The same thing happened in Barcelona where it premiered in 1882 and was a success – there were some 96 performances. It was last done here in 2003, with Simon Keenlyside and Nathalie Dessay under the direction of Bertrand de Billy. I was not able to see it on that occasion, and my only theatrical experience with the work was the performance in Toulouse in 2000 with Nathalie Dessay and the young Ludovic Tézier, who alternated with Thomas Hampson in the leading role.

The opera is somewhat irregular in musical terms: there are pages of great brilliance for both soprano and baritone but also some remarkable ups and downs. It benefits from a complete staging, not only because of the ballet but also due to the story itself: the scenes with the ghost, the theatrical performance of Gonzaga’s murder and the final scene in the cemetery fare less well in a concert version.

Daniel Oren appeared to be conducting this opera for the first time in his long career. His reading was good although his lack of familiarity with the work was noticeable: he spent the evening with his head almost inside the score. His tempi were rather slow which made the opera very long. He did draw fine performances from both the orchestra and the chorus.

It is clear that this opera should not be offered without two exceptional protagonists in the characters of Hamlet and Ophélie. So it was on the previous occasion in this theater, and so it was again now.

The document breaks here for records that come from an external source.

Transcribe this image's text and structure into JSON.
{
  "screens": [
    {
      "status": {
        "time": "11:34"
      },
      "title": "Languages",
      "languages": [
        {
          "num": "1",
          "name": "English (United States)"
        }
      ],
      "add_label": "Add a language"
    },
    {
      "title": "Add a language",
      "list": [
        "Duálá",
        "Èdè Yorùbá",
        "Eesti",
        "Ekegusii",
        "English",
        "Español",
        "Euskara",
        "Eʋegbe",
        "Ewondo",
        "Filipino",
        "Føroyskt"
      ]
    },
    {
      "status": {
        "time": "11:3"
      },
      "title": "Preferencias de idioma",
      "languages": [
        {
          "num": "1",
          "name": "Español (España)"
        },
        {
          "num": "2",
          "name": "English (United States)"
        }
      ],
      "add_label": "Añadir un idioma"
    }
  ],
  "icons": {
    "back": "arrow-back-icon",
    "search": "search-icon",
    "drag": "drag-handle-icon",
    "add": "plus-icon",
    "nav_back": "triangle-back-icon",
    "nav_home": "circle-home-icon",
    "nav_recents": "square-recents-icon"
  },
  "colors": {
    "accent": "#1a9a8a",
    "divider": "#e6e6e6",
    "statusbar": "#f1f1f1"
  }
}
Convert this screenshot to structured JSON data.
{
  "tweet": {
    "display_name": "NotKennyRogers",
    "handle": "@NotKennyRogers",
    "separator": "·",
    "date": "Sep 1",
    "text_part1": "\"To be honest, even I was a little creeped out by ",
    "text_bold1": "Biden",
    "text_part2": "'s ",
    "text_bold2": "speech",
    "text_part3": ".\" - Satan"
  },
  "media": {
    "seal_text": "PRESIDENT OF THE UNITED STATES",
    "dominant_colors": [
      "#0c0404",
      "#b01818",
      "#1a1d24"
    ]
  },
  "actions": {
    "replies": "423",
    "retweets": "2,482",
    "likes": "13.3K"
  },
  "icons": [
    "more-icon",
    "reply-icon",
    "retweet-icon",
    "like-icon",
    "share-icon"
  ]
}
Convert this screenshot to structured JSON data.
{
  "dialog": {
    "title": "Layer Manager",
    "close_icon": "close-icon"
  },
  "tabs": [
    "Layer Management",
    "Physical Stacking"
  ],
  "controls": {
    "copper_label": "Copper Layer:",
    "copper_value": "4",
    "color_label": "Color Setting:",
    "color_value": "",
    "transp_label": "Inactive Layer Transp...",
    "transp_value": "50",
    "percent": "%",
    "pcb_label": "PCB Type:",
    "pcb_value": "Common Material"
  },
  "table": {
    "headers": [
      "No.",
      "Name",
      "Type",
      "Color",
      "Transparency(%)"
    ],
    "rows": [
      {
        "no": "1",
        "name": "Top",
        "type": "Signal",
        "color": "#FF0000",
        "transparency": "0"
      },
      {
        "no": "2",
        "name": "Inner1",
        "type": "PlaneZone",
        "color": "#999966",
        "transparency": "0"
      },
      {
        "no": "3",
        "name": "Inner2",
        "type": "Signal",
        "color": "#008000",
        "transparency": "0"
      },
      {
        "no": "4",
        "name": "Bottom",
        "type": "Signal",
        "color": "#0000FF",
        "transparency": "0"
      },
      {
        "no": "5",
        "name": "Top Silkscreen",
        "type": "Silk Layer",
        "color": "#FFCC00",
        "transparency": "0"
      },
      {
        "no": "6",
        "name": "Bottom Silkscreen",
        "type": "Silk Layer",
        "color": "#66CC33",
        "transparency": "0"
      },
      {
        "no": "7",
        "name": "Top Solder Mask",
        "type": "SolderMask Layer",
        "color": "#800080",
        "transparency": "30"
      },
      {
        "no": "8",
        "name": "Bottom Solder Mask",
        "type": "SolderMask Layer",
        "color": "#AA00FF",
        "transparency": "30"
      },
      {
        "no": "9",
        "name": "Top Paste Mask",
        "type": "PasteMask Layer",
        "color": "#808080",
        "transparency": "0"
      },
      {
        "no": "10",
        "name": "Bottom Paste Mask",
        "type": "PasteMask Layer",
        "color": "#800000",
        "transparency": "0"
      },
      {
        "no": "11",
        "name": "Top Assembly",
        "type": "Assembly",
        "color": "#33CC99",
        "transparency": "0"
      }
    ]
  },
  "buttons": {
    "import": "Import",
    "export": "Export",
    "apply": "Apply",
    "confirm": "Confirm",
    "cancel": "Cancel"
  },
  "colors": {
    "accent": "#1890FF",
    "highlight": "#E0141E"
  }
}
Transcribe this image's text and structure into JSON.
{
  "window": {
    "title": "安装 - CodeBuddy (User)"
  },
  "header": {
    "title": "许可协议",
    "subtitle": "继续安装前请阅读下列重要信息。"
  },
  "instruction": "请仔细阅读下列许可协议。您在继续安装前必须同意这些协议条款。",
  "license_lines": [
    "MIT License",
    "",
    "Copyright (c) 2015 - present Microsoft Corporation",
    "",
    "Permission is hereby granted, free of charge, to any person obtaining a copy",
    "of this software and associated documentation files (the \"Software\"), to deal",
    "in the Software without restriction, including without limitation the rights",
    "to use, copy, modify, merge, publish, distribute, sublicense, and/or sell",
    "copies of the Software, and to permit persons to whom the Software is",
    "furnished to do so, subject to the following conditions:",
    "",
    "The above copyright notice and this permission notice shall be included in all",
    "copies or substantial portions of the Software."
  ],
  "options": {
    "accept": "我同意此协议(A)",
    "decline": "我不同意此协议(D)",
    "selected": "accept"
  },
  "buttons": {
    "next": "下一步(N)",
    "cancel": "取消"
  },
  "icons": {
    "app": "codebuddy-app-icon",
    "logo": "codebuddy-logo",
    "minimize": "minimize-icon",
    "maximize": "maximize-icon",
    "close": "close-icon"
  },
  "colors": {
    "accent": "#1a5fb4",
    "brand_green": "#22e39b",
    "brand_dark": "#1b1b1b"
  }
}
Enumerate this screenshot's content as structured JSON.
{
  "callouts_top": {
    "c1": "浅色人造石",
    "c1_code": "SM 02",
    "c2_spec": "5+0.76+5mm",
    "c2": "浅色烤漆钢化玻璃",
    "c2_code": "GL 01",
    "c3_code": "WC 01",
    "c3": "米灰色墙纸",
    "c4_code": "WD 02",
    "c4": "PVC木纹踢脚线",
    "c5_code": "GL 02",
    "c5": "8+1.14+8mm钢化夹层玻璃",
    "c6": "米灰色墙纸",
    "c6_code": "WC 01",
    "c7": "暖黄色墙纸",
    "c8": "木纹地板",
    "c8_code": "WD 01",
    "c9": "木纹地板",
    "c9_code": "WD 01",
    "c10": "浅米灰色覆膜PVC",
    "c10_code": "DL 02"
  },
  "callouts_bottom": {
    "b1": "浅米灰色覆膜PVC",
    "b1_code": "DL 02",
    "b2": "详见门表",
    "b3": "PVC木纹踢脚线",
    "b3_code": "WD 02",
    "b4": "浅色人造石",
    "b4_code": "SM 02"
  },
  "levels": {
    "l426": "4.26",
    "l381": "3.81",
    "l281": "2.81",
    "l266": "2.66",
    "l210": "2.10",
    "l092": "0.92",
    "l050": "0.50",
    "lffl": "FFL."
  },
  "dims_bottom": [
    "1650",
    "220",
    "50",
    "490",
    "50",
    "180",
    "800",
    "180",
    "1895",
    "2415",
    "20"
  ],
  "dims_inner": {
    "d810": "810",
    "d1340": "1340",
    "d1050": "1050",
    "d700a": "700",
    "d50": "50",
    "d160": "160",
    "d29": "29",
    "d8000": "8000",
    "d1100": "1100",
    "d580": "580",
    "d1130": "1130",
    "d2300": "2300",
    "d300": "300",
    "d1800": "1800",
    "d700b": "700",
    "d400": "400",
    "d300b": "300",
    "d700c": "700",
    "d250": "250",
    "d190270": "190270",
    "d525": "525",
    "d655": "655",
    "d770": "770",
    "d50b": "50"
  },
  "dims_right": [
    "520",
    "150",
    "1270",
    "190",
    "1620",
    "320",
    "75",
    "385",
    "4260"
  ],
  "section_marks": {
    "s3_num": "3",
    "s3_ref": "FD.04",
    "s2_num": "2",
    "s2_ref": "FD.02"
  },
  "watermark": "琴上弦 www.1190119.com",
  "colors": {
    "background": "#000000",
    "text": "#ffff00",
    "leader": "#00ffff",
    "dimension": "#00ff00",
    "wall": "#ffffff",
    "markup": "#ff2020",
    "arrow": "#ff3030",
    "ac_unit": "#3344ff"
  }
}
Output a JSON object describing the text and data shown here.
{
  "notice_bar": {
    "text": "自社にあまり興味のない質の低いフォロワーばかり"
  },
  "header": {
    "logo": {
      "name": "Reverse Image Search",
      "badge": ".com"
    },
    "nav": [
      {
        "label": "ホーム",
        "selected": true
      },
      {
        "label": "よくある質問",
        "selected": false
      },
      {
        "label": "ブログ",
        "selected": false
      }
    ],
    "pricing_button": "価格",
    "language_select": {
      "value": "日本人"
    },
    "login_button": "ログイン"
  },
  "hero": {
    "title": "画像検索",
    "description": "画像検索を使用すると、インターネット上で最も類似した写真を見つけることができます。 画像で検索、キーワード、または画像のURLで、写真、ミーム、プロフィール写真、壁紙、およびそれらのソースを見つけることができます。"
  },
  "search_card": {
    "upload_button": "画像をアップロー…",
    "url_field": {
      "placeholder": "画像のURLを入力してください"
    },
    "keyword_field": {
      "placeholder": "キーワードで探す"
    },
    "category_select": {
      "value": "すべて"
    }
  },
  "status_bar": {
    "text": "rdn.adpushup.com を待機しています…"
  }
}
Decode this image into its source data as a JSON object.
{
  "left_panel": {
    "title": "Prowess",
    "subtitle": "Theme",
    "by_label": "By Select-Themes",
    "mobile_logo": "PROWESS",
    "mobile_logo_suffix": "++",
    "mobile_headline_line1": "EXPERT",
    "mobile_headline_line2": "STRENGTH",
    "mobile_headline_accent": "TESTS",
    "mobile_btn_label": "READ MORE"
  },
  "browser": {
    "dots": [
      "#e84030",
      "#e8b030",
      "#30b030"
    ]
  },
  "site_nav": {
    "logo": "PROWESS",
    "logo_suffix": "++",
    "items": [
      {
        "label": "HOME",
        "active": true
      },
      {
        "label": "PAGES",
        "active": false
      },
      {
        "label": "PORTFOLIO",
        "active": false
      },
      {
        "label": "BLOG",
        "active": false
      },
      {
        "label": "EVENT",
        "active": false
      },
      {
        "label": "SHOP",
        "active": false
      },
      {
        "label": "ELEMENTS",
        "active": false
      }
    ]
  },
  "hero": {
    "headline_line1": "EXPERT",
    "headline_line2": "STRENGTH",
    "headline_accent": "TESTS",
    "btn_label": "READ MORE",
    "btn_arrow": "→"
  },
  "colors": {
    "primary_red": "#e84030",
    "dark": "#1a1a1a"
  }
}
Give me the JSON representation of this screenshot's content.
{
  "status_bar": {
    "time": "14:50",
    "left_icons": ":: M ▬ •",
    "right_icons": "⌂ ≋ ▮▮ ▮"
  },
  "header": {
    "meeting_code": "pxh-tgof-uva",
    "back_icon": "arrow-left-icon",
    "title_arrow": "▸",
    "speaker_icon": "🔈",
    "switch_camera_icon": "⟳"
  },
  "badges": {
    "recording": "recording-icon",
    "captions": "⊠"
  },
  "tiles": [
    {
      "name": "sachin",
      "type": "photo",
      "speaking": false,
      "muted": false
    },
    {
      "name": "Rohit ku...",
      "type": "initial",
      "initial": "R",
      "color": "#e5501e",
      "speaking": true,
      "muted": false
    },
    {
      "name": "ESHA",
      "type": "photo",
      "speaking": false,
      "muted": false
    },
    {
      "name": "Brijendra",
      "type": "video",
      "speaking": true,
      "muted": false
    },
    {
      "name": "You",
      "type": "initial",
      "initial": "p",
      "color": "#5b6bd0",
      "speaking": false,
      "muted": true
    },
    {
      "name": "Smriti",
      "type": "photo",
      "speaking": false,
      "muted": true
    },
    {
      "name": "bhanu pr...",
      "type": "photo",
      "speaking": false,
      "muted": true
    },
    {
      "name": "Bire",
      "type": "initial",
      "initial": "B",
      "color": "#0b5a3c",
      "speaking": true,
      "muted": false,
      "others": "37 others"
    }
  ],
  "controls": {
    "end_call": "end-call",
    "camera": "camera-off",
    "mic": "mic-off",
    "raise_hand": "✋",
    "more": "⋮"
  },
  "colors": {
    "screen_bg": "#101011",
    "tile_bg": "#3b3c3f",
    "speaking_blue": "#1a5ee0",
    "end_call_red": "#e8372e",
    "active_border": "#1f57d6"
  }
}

The role of Hamlet was played by baritone Carlos Álvarez. Hamlet has a lot to sing, and it takes a major vocalist to give life to the character (although it is often the soprano who has the greatest triumph). Carlos Álvarez was in wonderful vocal shape here, and I found his performance to be the best of the cast. His voice remains beautiful and powerful, and he sang with great expressiveness.

The part of Ophélie is difficult, and it takes an important light soprano to face all the difficulties of her mad scene in Act IV. Diana Damrau gave an outstanding performance and was enthusiastically cheered by the audience. If I am not mistaken, it was her debut in the role, and she will be singing it again in a few months in Berlin, also in a concert version.

A pleasant surprise of the concert came from mezzo-soprano Eve-Maud Hubeaux in the role of Queen Gertrude. She displayed an attractive, well-handled voice and sang with great intention. I had seen her here last July as the protagonist in La favorite, and I much preferred her performance this time.

French bass Nicolas Testé gave life to Claudius and he did well, but he is more a bass-baritone than a pure bass. The presence of noted tenor Celso Albelo in the part of Laërte was surprising since the character is really a comprimario with very little to sing.

The secondary characters were well covered. Ivo Stanchev did nicely as the ghost, and Ruben Amoretti was a well-suited Polonius, the father of Ophélie and accomplice of Claudius in the murder of the late king. Enrique Martínez Castignani and Albert Casals were fine in the roles of Horatio and Marcellus, and the two gravediggers were played by a remarkable Carlos Daza and a correct Josep Fadó. 

José M. Irurzun

2 thoughts on “An Outstanding Cast Leads the Liceu’s Revival of <i>Hamlet</i>”

  1. Once again José M. Irurzun demonstrates his complete inability to review a performance without any biases and gives a false impression of what the performance was really like. His apparent lack of a musical ear completely misses the multitude of off-pitch singing (and marking) by the soprano, her completely missing written musical notes in the score and her inability to sing with proper French diction.

    He mischaracterizes the other voices for the secondary characters when they also exhibited pitch problems, vocal production issues and diction. This performance was broadcast so we can all hear.
    [edited comment]

  2. Ref to performance of 7 Mar, I shall comment on the opinion of Mr Iruzun.
    Even being in upper circle, Ms Damrau voice reached us colourful and and very harmonic, even the pianos were absolutely on target. To me her performance has been enjoyable at max. Agree about the false pronunciation – sometimes – but to me this is a minor issue.